Five reasons for travelling to Scotland at least once in your life
Why travel to Scotland? The reasons are countless: perhaps because you saw one of its castles, maybe you love its culture, maybe you want to wander through the narrow streets of Edinburgh or explore remote paths between lakes and mountains.
Maybe you are attracted to that country that is glimpsed in a thousand and one novels, movies or series like Outlander, or maybe you want to check if Nessie really exists in the Highlands, or end the night with a dram of whiskey in some pub?
According to the holiday rental experts at www.edinburghpearlapartments.co.uk many visitors to Scotland are so impressed by its charm and beauty, they often plan to return to explore it further.
Here are just 5 reasons to visit Scotland at least once in your life!
1. Enjoy yourself in nature
From the most remote peak of the Highlands to the yellow fields of the Borders, from the lochs of unfathomable waters to the humid and dense forests, from the white sand beaches to the steep coasts and their islands … each of these places brings a touch of beauty to the wild nature of Scotland, where deer, dolphins, hares, Highland Coos, seals or puffins share the limelight.
Even without moving too far from the cities, you find landscapes so majestic (and sometimes also so simple, but so powerful), that when contemplating them you feel tiny and the emotion floods you.
2. Its spectacular castles
Its castles forge Scotland’s landscapes as much as its lakes or mountains. It does not matter in which area you are: you are not far from a fortress, restored or in ruins, open to the public or abandoned over the centuries.
Eilean Donan Castle, Edinburgh Castle, Dunnottar Castle, Stirling Castle or Urquhart Castle are the ones that receive the most visitors, but they are only some names among hundreds of constructions (that were once thousands), each with a fascinating, tortuous, romantic or disturbing story behind. And with some ghosts, too!
3. See how the heavens change a thousand times in a day
You’ve surely heard that in Scotland, many times all four seasons appear on the same day (or at the same time!). This is Scottish weather.

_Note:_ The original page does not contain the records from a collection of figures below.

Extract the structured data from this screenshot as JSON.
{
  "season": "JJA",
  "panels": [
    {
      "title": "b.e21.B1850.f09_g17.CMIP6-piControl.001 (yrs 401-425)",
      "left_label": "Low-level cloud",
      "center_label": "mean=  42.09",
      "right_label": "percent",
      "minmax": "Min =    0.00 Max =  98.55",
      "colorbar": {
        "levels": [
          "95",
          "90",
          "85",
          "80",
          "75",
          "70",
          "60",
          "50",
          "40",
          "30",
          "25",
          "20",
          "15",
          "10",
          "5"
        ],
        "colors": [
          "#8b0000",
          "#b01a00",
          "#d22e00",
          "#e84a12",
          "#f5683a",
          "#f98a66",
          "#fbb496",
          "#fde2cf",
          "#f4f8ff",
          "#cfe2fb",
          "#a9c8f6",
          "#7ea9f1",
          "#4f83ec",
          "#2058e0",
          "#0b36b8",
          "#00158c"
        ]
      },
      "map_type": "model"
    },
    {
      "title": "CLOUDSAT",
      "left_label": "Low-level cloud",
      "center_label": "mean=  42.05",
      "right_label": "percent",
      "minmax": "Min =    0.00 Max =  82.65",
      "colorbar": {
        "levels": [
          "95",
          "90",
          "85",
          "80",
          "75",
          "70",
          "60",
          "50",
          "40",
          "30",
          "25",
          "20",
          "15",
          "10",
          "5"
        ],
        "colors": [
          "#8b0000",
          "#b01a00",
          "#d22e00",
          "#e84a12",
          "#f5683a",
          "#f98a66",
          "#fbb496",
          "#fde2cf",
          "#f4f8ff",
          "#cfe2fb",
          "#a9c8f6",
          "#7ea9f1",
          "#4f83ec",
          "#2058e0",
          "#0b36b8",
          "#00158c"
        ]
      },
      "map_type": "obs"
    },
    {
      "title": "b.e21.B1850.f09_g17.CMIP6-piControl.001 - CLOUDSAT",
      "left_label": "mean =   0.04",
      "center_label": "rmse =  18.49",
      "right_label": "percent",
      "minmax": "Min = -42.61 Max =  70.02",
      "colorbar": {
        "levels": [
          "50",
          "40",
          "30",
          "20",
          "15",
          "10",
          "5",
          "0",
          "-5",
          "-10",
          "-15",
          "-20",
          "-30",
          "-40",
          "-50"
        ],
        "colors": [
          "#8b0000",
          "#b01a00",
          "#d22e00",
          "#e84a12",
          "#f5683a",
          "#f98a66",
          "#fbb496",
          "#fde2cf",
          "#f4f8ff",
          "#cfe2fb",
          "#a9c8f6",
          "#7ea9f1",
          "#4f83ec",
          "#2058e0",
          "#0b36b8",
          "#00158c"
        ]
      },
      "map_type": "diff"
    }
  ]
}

The sky is capricious, and also a constant source of surprises: it engulfs the mountains with a fog so dense that it does not let you see a few metres away, it is filled with grey clouds that hypnotize, sends imperceptible but incessant rain that turns the landscapes green … and, from time to time, it opens to give way to some rays of sunlight, paints an unforgettable sunset of colours, or a rainbow on the horizon at the least expected moment, making you forget everything else.
4. Because its legends are part of the day to day life
Not believing in them is no excuse, because ghosts, superstition and legends are present in many facets of Scotland. There is no castle worth its salt without some soul in pain that roams the ramparts, and what about Nessie, the monster of Loch Ness, who has been intriguing tourists visiting the lake for decades?
The fairies are not hiding either, as you can see in the mounds of the Fairy Glen, on the Isle of Skye, or in Loch Lomond and the Trossachs, home of the strange story of Robert Kirk. The legends of Edinburgh are captivating, as are the sculptures of the Kelpies, representing one of the most disturbing creatures in Scottish mythology.
5. For a story that captivates
Soaking up nature and visiting castles, cathedrals, towns and villages you will unravel the history of Scotland and its many inhabitants. For many, the first contact with the history of the country is through films like Braveheart or Rob Roy, or series like Outlander, but, of course, reality is much more complex than fiction.
And more emotional: shudder in the fells of Culloden, contemplate Loch Shiel and the monument to the Jacobites from Glenfinnan, visit the Skara Brae settlement, venture into the rooms of Edinburgh Castle, meet the fate of kings and queens, explore the abbeys in ruins of the Borders, run through the vestiges of Hadrian’s wall … and discover in first person the history of Scotland.